Part of Advances in Neural Information Processing Systems 36 (NeurIPS 2023) Main Conference Track
Abhishek Sinha, Ativ Joshi, Rajarshi Bhattacharjee, Cameron Musco, Mohammad Hajiesmaili
We consider a fair resource allocation problem in the no-regret setting against an unrestricted adversary. The objective is to allocate resources equitably among several agents in an online fashion so that the difference of the aggregate $\alpha$-fair utilities of the agents achieved by an optimal static clairvoyant allocation and the online policy grows sublinearly with time.
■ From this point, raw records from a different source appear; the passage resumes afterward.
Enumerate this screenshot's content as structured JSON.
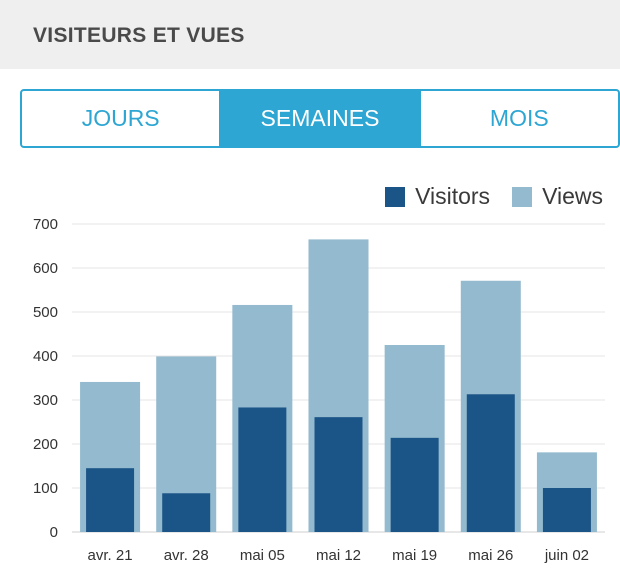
{
  "header": {
    "title": "VISITEURS ET VUES"
  },
  "tabs": [
    {
      "label": "JOURS",
      "active": false
    },
    {
      "label": "SEMAINES",
      "active": true
    },
    {
      "label": "MOIS",
      "active": false
    }
  ],
  "colors": {
    "accent": "#2ea6d3",
    "visitors": "#1b5486",
    "views": "#93bace",
    "grid": "#e4e4e4"
  },
  "chart_data": {
    "type": "bar",
    "categories": [
      "avr. 21",
      "avr. 28",
      "mai 05",
      "mai 12",
      "mai 19",
      "mai 26",
      "juin 02"
    ],
    "series": [
      {
        "name": "Visitors",
        "values": [
          145,
          88,
          283,
          261,
          214,
          313,
          100
        ]
      },
      {
        "name": "Views",
        "values": [
          341,
          399,
          516,
          665,
          425,
          571,
          181
        ]
      }
    ],
    "yticks": [
      0,
      100,
      200,
      300,
      400,
      500,
      600,
      700
    ],
    "ylim": [
      0,
      700
    ],
    "grid": true,
    "legend": "top-right"
  }
}
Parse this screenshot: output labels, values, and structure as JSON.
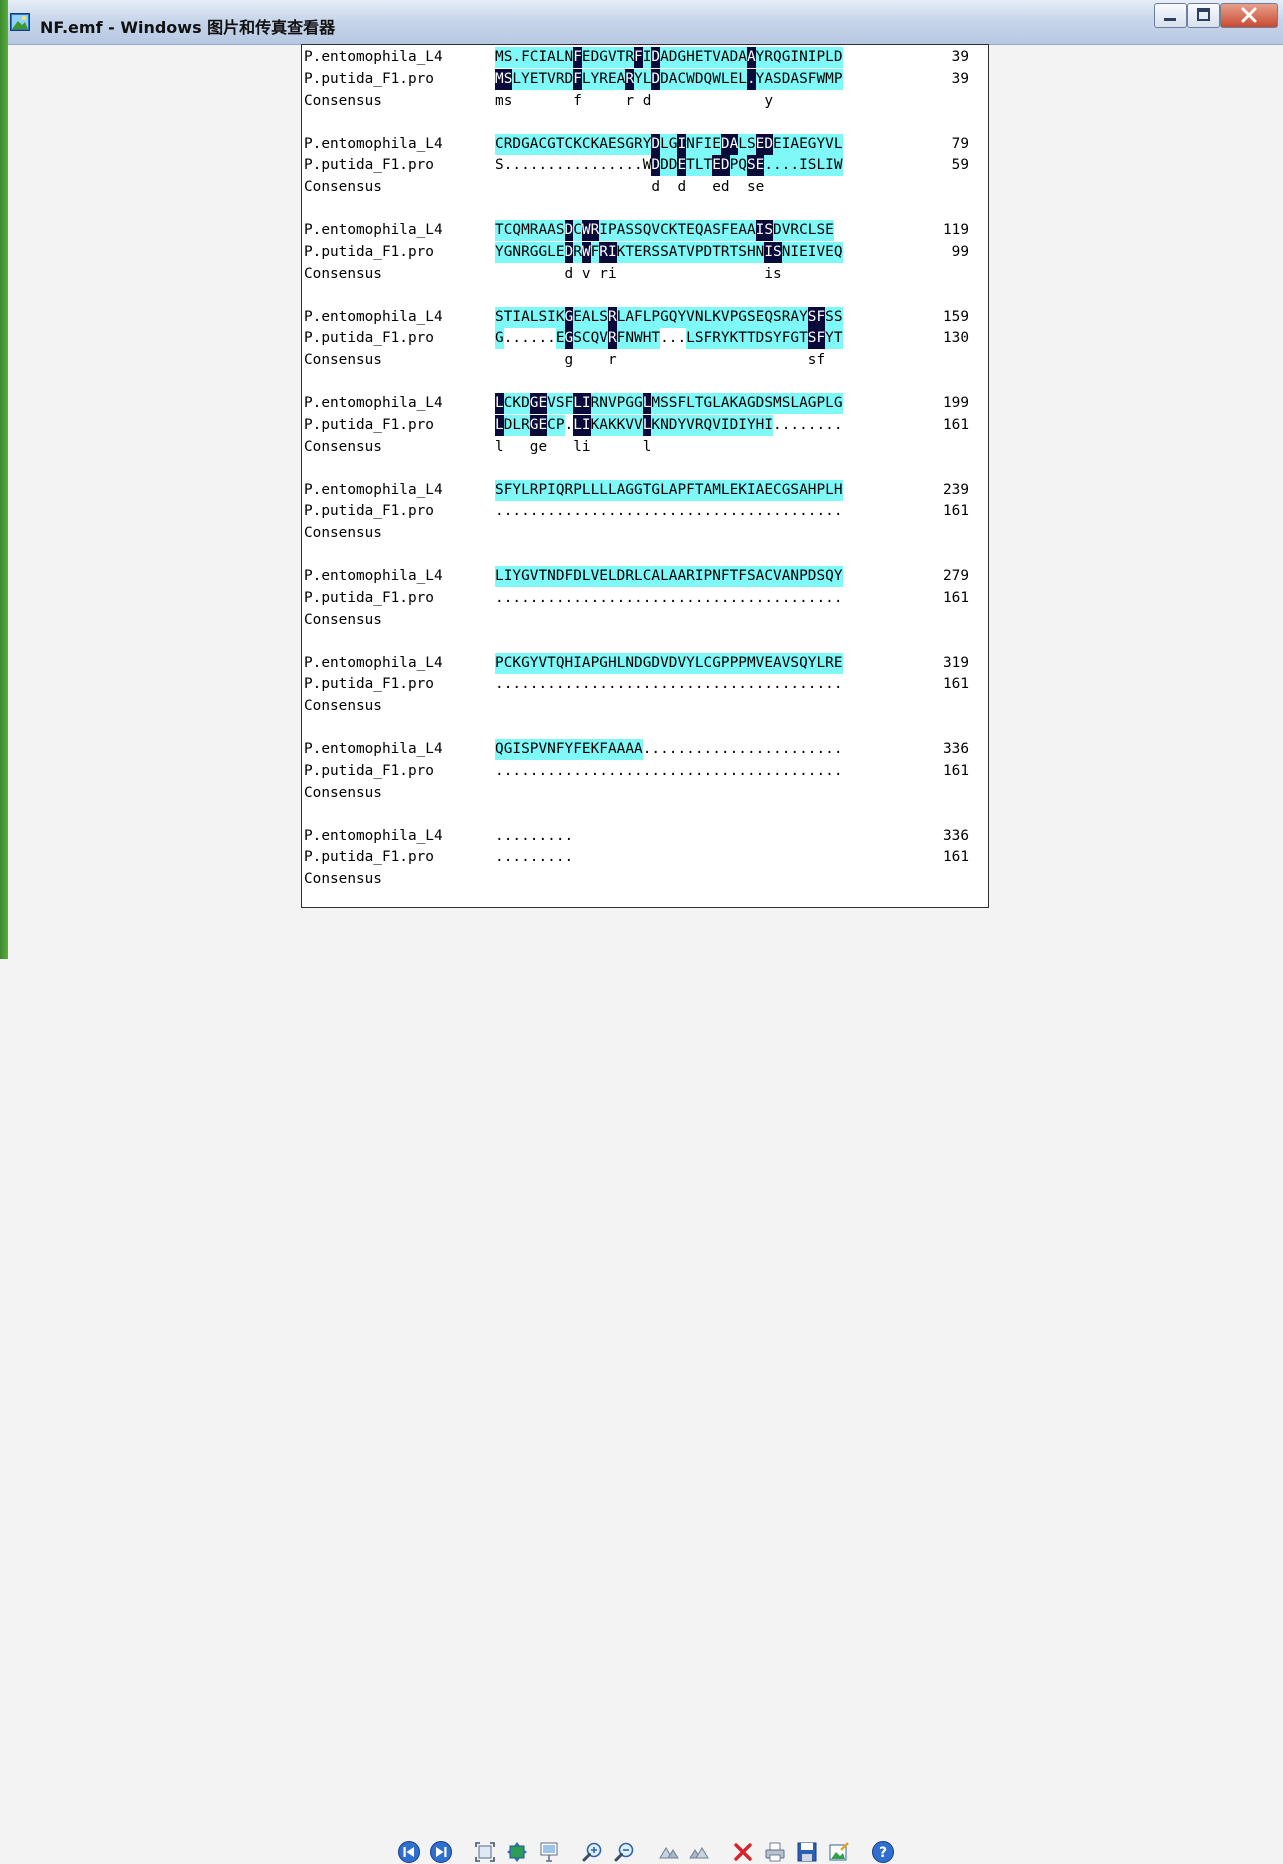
{
  "window": {
    "title": "NF.emf - Windows 图片和传真查看器",
    "controls": {
      "minimize": "minimize-icon",
      "maximize": "maximize-icon",
      "close": "close-icon"
    }
  },
  "alignment": {
    "colors": {
      "similar": "#7ff8f8",
      "identical": "#0a0a3a"
    },
    "blocks": [
      {
        "rows": [
          {
            "name": "P.entomophila_L4",
            "seq": "MS.FCIALNFEDGVTRFIDADGHETVADAAYRQGINIPLD",
            "hl": "HHHHHHHHHDHHHHHHDHDHHHHHHHHHHDHHHHHHHHHH",
            "num": "39"
          },
          {
            "name": "P.putida_F1.pro",
            "seq": "MSLYETVRDFLYREARYLDDACWDQWLEL.YASDASFWMP",
            "hl": "DDHHHHHHHDHHHHHDHHDHHHHHHHHHHDHHHHHHHHHH",
            "num": "39"
          },
          {
            "name": "Consensus",
            "seq": "ms       f     r d             y        ",
            "hl": "",
            "num": ""
          }
        ]
      },
      {
        "rows": [
          {
            "name": "P.entomophila_L4",
            "seq": "CRDGACGTCKCKAESGRYDLGINFIEDALSEDEIAEGYVL",
            "hl": "HHHHHHHHHHHHHHHHHHDHHDHHHHDDHHDDHHHHHHHH",
            "num": "79"
          },
          {
            "name": "P.putida_F1.pro",
            "seq": "S................WDDDETLTEDPQSE....ISLIW",
            "hl": "                  DHHDHHHDDHHDDHHHHHHHHH",
            "num": "59"
          },
          {
            "name": "Consensus",
            "seq": "                  d  d   ed  se         ",
            "hl": "",
            "num": ""
          }
        ]
      },
      {
        "rows": [
          {
            "name": "P.entomophila_L4",
            "seq": "TCQMRAASDCWRIPASSQVCKTEQASFEAAISDVRCLSE",
            "hl": "HHHHHHHHDHDDHHHHHHHHHHHHHHHHHHDDHHHHHHH",
            "num": "119"
          },
          {
            "name": "P.putida_F1.pro",
            "seq": "YGNRGGLEDRWFRIKTERSSATVPDTRTSHNISNIEIVEQ",
            "hl": "HHHHHHHHDHDHDDHHHHHHHHHHHHHHHHHDDHHHHHHH",
            "num": "99"
          },
          {
            "name": "Consensus",
            "seq": "        d v ri                 is       ",
            "hl": "",
            "num": ""
          }
        ]
      },
      {
        "rows": [
          {
            "name": "P.entomophila_L4",
            "seq": "STIALSIKGEALSRLAFLPGQYVNLKVPGSEQSRAYSFSS",
            "hl": "HHHHHHHHDHHHHDHHHHHHHHHHHHHHHHHHHHHHDDHH",
            "num": "159"
          },
          {
            "name": "P.putida_F1.pro",
            "seq": "G......EGSCQVRFNWHT...LSFRYKTTDSYFGTSFYT",
            "hl": "H      HDHHHHDHHHHH   HHHHHHHHHHHHHHDDHH",
            "num": "130"
          },
          {
            "name": "Consensus",
            "seq": "        g    r                      sf  ",
            "hl": "",
            "num": ""
          }
        ]
      },
      {
        "rows": [
          {
            "name": "P.entomophila_L4",
            "seq": "LCKDGEVSFLIRNVPGGLMSSFLTGLAKAGDSMSLAGPLG",
            "hl": "DHHHDDHHHDDHHHHHHDHHHHHHHHHHHHHHHHHHHHHH",
            "num": "199"
          },
          {
            "name": "P.putida_F1.pro",
            "seq": "LDLRGECP.LIKAKKVVLKNDYVRQVIDIYHI........",
            "hl": "DHHHDDHH DDHHHHHHDHHHHHHHHHHHHHH        ",
            "num": "161"
          },
          {
            "name": "Consensus",
            "seq": "l   ge   li      l                      ",
            "hl": "",
            "num": ""
          }
        ]
      },
      {
        "rows": [
          {
            "name": "P.entomophila_L4",
            "seq": "SFYLRPIQRPLLLLAGGTGLAPFTAMLEKIAECGSAHPLH",
            "hl": "HHHHHHHHHHHHHHHHHHHHHHHHHHHHHHHHHHHHHHHH",
            "num": "239"
          },
          {
            "name": "P.putida_F1.pro",
            "seq": "........................................",
            "hl": "",
            "num": "161"
          },
          {
            "name": "Consensus",
            "seq": "",
            "hl": "",
            "num": ""
          }
        ]
      },
      {
        "rows": [
          {
            "name": "P.entomophila_L4",
            "seq": "LIYGVTNDFDLVELDRLCALAARIPNFTFSACVANPDSQY",
            "hl": "HHHHHHHHHHHHHHHHHHHHHHHHHHHHHHHHHHHHHHHH",
            "num": "279"
          },
          {
            "name": "P.putida_F1.pro",
            "seq": "........................................",
            "hl": "",
            "num": "161"
          },
          {
            "name": "Consensus",
            "seq": "",
            "hl": "",
            "num": ""
          }
        ]
      },
      {
        "rows": [
          {
            "name": "P.entomophila_L4",
            "seq": "PCKGYVTQHIAPGHLNDGDVDVYLCGPPPMVEAVSQYLRE",
            "hl": "HHHHHHHHHHHHHHHHHHHHHHHHHHHHHHHHHHHHHHHH",
            "num": "319"
          },
          {
            "name": "P.putida_F1.pro",
            "seq": "........................................",
            "hl": "",
            "num": "161"
          },
          {
            "name": "Consensus",
            "seq": "",
            "hl": "",
            "num": ""
          }
        ]
      },
      {
        "rows": [
          {
            "name": "P.entomophila_L4",
            "seq": "QGISPVNFYFEKFAAAA.......................",
            "hl": "HHHHHHHHHHHHHHHHH",
            "num": "336"
          },
          {
            "name": "P.putida_F1.pro",
            "seq": "........................................",
            "hl": "",
            "num": "161"
          },
          {
            "name": "Consensus",
            "seq": "",
            "hl": "",
            "num": ""
          }
        ]
      },
      {
        "rows": [
          {
            "name": "P.entomophila_L4",
            "seq": ".........",
            "hl": "",
            "num": "336"
          },
          {
            "name": "P.putida_F1.pro",
            "seq": ".........",
            "hl": "",
            "num": "161"
          },
          {
            "name": "Consensus",
            "seq": "",
            "hl": "",
            "num": ""
          }
        ]
      }
    ]
  },
  "toolbar": {
    "buttons": [
      {
        "name": "previous-image-button",
        "icon": "previous-icon"
      },
      {
        "name": "next-image-button",
        "icon": "next-icon"
      },
      {
        "name": "best-fit-button",
        "icon": "best-fit-icon"
      },
      {
        "name": "actual-size-button",
        "icon": "actual-size-icon"
      },
      {
        "name": "slideshow-button",
        "icon": "slideshow-icon"
      },
      {
        "name": "zoom-in-button",
        "icon": "zoom-in-icon"
      },
      {
        "name": "zoom-out-button",
        "icon": "zoom-out-icon"
      },
      {
        "name": "rotate-clockwise-button",
        "icon": "rotate-clockwise-icon"
      },
      {
        "name": "rotate-counterclockwise-button",
        "icon": "rotate-counterclockwise-icon"
      },
      {
        "name": "delete-button",
        "icon": "delete-icon"
      },
      {
        "name": "print-button",
        "icon": "print-icon"
      },
      {
        "name": "save-button",
        "icon": "save-icon"
      },
      {
        "name": "open-editor-button",
        "icon": "edit-icon"
      },
      {
        "name": "help-button",
        "icon": "help-icon"
      }
    ]
  }
}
The problem inherits its difficulty from the non-separable nature of the global $\alpha$-fairness function. Previously, it was shown that no online policy could achieve a sublinear standard regret in this problem. In this paper, we propose an efficient online resource allocation policy, called Online Fair Allocation ($\texttt{OFA}$), that achieves sublinear $c_\alpha$-approximate regret with approximation factor $c_\alpha=(1-\alpha)^{-(1-\alpha)}\leq 1.445,$ for $0\leq \alpha < 1$. Our upper bound on the $c_\alpha$-regret for this problem exhibits a surprising \emph{phase transition} phenomenon -- transitioning from a power-law to a constant at the critical exponent $\alpha=\frac{1}{2}.$ Our result also resolves an open problem in designing an efficient no-regret policy for the online job scheduling problem in certain parameter regimes. Along the way, we introduce new algorithmic and analytical techniques, including greedy estimation of the future gradients for non-additive global reward functions and bootstrapping second-order regret bounds, which may be of independent interest.